Once the Rugby aircraft were loaded, they left the LZ. We stayed and waited for the radio call that confirmed that everyone was accounted for. We expected that with the two radio operators accounted for, it wouldn’t be long.
Finally after several minutes, we received the code word to “return to Mother”—“Mother” was the Guam—as LtCol Wallace flew toward Mogadishu to escort us to the ship. We were the last Americans in Somalia.
In our aircraft, we had already discussed the fact that we didn’t want to give the soldiers at the gate much of a chance to send an RPG round our way as we left, so we agreed that I would lift off abruptly without pausing for a hover check, give a little feint to the left toward where the soldiers were gathered, then bank hard right and descend below their line of sight toward the sea. I don’t know if it made a difference, but it didn’t hurt either. Within just a few minutes, we were at the coastline where we met LtCol Wallace and joined on his wing.
We later learned that as we lifted off, a large mob of armed looters scaled the walls of the Embassy compound, looting and destroying everything in sight.[13] The State Department reported that the Embassy was sacked, its doors blasted down with grenades soon after the evacuation was completed.[14]

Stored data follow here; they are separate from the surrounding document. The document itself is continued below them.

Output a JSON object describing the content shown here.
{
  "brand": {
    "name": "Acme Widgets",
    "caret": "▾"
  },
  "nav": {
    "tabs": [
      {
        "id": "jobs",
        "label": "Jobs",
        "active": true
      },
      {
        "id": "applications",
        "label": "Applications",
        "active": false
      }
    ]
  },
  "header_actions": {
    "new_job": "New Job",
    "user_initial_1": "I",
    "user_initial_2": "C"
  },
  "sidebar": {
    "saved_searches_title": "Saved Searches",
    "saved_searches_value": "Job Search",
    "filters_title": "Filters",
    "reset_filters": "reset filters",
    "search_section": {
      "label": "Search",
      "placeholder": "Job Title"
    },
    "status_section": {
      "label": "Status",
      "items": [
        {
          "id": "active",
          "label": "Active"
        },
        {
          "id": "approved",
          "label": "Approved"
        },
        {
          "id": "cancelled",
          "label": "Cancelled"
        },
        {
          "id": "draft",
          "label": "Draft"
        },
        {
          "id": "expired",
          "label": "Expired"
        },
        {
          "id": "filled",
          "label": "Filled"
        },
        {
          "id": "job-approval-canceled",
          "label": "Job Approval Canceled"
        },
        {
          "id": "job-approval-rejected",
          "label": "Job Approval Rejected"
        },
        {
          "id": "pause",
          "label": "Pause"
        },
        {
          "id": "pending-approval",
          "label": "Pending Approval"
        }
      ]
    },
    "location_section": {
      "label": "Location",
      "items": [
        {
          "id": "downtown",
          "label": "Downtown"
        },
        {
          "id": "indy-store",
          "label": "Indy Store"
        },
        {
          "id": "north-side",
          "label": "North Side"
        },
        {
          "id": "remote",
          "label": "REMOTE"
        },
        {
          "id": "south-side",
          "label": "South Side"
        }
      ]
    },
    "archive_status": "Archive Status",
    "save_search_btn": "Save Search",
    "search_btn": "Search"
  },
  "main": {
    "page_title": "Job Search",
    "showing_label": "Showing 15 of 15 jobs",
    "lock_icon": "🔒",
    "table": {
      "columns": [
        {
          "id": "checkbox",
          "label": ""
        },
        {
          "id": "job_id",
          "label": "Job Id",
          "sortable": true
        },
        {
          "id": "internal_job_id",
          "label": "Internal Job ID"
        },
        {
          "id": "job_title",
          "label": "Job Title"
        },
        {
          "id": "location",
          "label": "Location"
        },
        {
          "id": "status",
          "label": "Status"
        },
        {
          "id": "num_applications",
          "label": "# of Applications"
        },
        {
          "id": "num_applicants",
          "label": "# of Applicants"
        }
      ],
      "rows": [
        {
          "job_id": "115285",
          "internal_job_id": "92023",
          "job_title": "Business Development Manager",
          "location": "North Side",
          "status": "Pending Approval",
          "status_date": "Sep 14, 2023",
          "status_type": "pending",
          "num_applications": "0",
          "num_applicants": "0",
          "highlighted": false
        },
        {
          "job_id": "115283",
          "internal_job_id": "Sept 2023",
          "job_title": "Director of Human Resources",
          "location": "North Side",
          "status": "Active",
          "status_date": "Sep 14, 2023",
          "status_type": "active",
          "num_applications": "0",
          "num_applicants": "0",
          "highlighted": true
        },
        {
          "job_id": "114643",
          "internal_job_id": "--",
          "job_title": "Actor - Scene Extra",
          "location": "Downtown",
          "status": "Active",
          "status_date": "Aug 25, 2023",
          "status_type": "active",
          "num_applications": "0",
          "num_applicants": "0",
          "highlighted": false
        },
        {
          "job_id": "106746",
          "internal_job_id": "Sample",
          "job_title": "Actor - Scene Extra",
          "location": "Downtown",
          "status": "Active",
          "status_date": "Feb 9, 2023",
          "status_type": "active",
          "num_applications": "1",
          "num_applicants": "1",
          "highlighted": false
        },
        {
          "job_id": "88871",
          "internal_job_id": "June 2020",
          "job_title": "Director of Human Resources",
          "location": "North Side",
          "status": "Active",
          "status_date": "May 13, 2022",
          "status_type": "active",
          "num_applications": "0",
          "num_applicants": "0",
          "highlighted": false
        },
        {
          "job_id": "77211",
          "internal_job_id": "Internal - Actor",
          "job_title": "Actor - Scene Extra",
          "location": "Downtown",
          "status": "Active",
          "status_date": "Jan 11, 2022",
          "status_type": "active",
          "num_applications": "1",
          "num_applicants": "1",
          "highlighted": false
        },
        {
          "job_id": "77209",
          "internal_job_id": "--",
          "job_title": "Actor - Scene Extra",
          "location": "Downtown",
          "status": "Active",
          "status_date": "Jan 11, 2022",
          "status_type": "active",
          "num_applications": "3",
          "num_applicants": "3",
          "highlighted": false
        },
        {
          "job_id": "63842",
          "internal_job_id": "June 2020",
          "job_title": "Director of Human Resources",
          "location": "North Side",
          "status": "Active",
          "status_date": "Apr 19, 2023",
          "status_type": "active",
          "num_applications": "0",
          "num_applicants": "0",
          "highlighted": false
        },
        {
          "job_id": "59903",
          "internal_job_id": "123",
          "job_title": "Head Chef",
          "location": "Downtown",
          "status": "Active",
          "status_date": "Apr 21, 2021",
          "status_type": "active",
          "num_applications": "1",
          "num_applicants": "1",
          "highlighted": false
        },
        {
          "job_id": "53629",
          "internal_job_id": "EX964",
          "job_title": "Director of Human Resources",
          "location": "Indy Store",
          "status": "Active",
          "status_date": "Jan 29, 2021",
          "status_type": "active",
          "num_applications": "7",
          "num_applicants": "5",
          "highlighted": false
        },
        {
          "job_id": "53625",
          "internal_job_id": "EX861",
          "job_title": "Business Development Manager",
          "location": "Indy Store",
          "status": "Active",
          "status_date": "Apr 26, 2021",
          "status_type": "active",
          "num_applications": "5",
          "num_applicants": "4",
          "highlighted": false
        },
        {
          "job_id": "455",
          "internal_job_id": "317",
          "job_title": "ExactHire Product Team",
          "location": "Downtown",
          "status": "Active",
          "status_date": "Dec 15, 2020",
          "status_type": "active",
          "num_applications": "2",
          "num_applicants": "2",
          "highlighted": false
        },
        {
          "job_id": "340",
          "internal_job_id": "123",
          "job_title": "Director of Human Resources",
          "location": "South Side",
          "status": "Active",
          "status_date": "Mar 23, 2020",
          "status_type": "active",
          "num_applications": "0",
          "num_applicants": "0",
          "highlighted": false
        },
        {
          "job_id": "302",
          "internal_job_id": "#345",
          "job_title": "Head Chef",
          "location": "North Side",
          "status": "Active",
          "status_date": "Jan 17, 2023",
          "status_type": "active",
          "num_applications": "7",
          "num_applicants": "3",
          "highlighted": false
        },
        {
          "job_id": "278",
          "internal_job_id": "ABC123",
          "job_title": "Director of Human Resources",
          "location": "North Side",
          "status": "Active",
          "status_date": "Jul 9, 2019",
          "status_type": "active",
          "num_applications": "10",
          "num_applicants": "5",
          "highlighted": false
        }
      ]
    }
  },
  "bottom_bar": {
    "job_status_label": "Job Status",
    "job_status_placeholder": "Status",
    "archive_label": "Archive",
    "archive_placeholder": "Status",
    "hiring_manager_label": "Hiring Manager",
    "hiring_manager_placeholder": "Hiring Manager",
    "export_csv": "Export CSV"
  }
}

We landed on the Guam at 3:00 AM and Operation EASTERN EXIT was finished. The Guam and Trenton turned north and headed out of Somali waters, back toward Oman where the evacuees were put ashore on January 11th.
<< Part 7 - "Situation Well In Hand"
>> Part 9 - "Muscat"
*****
[1] Ronald J. Brown, “U.S. Marines in the Persian Gulf, 1990-1991, With Marine Forces Afloat in Desert Shield and Desert Storm,” (Washington, DC: History and Museums Division, Headquarters, U.S. Marine Corps), p. 92.
[2] Ibid.
[3] Ibid.
[4] Adam B. Siegel, “Eastern Exit: The Noncombatant Evacuation Operation (NEO) from Mogadishu, Somalia in January 1991,” (1992), Center for Naval Analyses, p. 33.
[5] Siegel, “Eastern Exit,” p. 34.
[6] Siegel, “Eastern Exit,” p. 33.
[7] Ibid.
[8] Siegel, “Eastern Exit”.
[9] Siegel, “Eastern Exit,” p. 33.
[10] Siegel, “Eastern Exit,” p. 4; Adam B. Siegel, “An American Entebbe,” Naval Institute Proceedings: Naval Review (1992), p. 98.
[11] Siegel, “Eastern Exit,” pp. 33-34; Siegel, “An American Entebbe,” p. 98.
[12] Siegel, “Eastern Exit,” p. 34.
[13] Siegel, “Eastern Exit,” p. 34; James K. Bishop, “Escape from Mogadishu,” Foreign Service Journal (March 1991), p. 31; GlobalSecurity.org, “Operation Eastern Exit,” https://www.globalsecurity.org/military/ops/eastern_exit.htm.
[14] Bishop, “Escape from Mogadishu,” p. 31.